Cosa ci dice l’ESG Identity Corporate Index 2025?
L’ESG Identity Corporate Index 2025 di Etica Group è l’unico modello quantitativo italiano che misura quanto la sostenibilità sia realmente integrata nelle strategie aziendali. La fotografia 2025 ha coinvolto 98 aziende, con una copertura del 55% del FTSE MIB.
Più che le posizioni in classifica – inevitabilmente in evoluzione anno dopo anno – è la lezione strutturale che vale la pena cogliere: la sostenibilità non è più un capitolo separato, è un asset di identità e reputazione. E come ogni asset reputazionale, vive di equilibrio tra ciò che si fa e ciò che si racconta.
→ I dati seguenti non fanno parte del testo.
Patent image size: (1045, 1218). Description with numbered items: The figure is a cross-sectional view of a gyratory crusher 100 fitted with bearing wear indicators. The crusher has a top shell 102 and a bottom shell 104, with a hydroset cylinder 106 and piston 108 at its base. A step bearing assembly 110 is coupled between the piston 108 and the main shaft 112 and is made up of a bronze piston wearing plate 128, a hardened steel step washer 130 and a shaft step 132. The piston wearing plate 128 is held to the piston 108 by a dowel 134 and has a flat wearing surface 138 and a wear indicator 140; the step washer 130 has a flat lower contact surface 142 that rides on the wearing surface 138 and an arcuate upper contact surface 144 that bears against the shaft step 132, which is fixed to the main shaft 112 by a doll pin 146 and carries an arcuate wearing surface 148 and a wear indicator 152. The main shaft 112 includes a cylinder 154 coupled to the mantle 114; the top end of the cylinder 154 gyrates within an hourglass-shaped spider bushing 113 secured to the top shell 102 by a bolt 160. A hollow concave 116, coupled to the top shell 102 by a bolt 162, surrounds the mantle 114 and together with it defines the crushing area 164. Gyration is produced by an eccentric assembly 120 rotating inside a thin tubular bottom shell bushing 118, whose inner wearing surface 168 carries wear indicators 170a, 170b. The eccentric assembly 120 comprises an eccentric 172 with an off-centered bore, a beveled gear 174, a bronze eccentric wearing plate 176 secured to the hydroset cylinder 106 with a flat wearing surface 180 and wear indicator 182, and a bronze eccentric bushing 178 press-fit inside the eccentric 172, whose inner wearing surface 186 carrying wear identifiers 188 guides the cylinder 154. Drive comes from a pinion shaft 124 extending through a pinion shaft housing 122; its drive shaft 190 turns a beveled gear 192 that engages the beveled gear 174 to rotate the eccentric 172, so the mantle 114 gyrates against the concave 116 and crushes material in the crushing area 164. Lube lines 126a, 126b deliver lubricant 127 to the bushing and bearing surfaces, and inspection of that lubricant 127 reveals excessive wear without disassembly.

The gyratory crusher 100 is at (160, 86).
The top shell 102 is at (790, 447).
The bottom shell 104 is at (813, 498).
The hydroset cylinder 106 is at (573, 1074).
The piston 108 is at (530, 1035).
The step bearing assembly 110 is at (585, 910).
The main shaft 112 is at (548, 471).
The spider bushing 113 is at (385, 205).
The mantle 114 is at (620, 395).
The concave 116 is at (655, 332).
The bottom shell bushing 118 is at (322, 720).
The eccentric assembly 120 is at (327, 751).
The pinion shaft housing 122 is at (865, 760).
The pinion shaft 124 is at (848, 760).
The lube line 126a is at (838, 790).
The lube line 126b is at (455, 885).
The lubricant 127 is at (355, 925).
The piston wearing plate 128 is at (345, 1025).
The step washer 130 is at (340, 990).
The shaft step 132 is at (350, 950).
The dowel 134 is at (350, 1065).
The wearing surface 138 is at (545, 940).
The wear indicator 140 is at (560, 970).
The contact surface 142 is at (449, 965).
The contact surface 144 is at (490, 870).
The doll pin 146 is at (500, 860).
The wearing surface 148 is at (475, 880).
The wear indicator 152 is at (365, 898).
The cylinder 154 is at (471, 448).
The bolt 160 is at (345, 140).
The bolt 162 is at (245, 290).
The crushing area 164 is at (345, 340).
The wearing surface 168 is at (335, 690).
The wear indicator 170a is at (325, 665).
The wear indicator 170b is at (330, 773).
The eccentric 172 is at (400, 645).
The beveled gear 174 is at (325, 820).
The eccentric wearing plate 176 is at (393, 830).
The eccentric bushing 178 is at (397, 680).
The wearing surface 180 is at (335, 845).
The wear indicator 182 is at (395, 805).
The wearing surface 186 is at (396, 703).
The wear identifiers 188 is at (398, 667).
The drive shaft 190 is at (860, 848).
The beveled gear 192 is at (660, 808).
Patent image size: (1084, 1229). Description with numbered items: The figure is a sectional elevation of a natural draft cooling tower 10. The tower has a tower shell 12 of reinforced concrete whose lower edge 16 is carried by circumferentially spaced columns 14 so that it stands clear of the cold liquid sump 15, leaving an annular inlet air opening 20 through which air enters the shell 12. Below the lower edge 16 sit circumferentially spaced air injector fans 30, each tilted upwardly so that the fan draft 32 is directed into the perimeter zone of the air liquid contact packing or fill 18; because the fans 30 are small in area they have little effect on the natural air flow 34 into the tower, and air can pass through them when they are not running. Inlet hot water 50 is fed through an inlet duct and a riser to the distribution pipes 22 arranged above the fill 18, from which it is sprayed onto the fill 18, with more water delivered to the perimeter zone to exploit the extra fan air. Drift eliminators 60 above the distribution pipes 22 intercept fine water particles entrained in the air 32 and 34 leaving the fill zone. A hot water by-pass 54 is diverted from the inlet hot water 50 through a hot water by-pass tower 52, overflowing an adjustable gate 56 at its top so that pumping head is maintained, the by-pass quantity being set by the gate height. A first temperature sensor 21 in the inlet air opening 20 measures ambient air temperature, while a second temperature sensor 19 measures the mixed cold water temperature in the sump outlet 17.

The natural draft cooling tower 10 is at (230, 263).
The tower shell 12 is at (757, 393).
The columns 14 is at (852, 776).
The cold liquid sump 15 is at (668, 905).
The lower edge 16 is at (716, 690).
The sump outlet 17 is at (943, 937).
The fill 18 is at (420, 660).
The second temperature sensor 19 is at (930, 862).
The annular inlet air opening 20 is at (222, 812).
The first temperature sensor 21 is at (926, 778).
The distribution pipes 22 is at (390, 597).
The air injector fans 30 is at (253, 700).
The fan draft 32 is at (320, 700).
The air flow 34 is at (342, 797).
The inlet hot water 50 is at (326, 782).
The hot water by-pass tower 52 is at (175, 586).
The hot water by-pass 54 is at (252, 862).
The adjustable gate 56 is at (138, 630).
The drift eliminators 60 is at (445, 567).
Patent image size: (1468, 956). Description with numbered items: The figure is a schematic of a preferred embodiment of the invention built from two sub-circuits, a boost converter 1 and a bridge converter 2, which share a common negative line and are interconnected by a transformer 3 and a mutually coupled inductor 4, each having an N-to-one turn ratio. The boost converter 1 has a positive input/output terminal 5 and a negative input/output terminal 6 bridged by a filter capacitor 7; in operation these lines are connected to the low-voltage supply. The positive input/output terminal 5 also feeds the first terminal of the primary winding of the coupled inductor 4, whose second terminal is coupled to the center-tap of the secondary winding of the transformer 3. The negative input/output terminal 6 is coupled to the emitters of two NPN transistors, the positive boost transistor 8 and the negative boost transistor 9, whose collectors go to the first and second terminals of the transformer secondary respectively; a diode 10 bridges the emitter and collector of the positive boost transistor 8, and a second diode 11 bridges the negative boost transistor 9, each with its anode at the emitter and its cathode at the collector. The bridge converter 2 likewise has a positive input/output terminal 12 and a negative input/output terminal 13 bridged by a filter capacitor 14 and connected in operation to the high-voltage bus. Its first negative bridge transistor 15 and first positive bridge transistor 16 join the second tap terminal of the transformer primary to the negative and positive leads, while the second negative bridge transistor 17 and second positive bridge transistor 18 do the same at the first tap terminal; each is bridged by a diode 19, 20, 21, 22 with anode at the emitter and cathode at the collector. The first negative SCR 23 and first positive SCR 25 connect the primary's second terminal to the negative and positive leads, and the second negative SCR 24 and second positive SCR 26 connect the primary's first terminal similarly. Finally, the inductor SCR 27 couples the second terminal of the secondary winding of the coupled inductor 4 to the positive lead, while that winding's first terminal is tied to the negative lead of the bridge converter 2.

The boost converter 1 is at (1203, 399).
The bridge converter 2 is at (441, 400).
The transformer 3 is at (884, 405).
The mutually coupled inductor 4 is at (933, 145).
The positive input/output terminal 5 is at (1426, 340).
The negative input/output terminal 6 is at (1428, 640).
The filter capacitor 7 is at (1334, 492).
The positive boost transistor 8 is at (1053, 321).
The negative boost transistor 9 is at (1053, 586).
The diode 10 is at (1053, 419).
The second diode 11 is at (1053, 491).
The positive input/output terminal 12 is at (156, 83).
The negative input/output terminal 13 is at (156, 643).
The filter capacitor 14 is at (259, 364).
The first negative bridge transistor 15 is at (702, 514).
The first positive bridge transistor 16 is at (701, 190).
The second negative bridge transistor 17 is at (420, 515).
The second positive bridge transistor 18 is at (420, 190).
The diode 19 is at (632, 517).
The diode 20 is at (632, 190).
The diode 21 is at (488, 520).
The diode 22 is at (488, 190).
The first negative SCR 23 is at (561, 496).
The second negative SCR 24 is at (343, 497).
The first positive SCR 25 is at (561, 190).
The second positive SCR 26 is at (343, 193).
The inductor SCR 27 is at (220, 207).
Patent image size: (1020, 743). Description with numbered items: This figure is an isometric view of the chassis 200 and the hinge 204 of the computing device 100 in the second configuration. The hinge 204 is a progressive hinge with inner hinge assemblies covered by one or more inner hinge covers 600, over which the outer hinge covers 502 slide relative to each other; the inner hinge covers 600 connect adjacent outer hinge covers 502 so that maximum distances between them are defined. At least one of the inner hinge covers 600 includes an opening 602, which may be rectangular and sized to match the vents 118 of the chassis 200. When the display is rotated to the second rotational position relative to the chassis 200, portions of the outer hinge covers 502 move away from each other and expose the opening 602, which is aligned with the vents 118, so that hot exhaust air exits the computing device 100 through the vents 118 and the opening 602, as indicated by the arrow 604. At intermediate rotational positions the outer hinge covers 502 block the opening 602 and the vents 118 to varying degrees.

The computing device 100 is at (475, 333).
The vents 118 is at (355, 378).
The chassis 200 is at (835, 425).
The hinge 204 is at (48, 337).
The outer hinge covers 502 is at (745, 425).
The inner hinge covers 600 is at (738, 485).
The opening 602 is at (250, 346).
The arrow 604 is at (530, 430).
Non esiste buona sostenibilità senza buona narrazione. E, viceversa, una narrazione forzata può danneggiare anche le migliori pratiche.
Cos’è il sustainability overkill?
Il sustainability overkill è un eccesso di retorica ESG in cui la narrazione sovrasta i fatti: autocelebrazione, affermazioni generiche, storytelling scollegato dagli indicatori reali.
Segnali tipici:
- Claim generici (“siamo sostenibili”, “mettiamo le persone al centro”) senza dati a supporto.
- Storie selezionate per l’effetto, non per coerenza con i temi materiali.
- Iniziative simboliche raccontate come trasformative.
- Linguaggio iperbolico e ricorrente (impatto, purpose, leadership) senza misurazione.
- Comunicazione che cresce mentre la rendicontazione tecnica resta ferma.
L’overkill non è solo una questione di stile. È un rischio reputazionale: nel medio periodo i dati arrivano, e se non confermano il racconto la distanza tra promessa e prova diventa evidente.
Perché tacere sull’ESG è altrettanto rischioso?
Tacere è rischioso perché l’assenza di comunicazione, in un contesto in cui ESG fa rima con reputazione, viene letta come assenza di azione: si perdono occasioni di rafforzare l’identità aziendale e il legame con gli stakeholder.
Molte aziende fanno bene ma comunicano poco, per timore del greenwashing, per cultura del basso profilo o per mancanza di una strategia narrativa. È il cosiddetto greenhushing: il silenzio selettivo sull’ESG. Ma il silenzio non protegge dalla reputazione: la disperde.
Un’azienda che tace su ciò che fa lascia il racconto agli altri – competitor, media, regolatori, comunità – e perde la possibilità di posizionare le proprie pratiche dentro una visione coerente.
Come trovare l’equilibrio tra silenzio e overkill?
L’equilibrio si trova ancorando ogni messaggio a dati verificabili, allineando narrativa e indicatori, e raccontando con discrezione e trasparenza – non con il volume del marketing tradizionale.
- Partire dai temi materiali: si comunica ciò che è rilevante per business e stakeholder, non ciò che “suona bene”.
- Allineare ogni claim a un dato verificabile e a un indicatore tracciato nel tempo.
- Mostrare anche difficoltà, target mancati e correzioni: aumenta la credibilità.
- Privilegiare voci di terzi (dipendenti, fornitori, beneficiari, partner) rispetto al monologo aziendale.
- Calibrare il volume: meno autocelebrazione, più contesto e rigore.
- Sincronizzare comunicazione e rendicontazione: nessuna campagna senza basi nel bilancio o nei KPI.
Cosa cambia per chi si occupa di comunicazione e reputazione?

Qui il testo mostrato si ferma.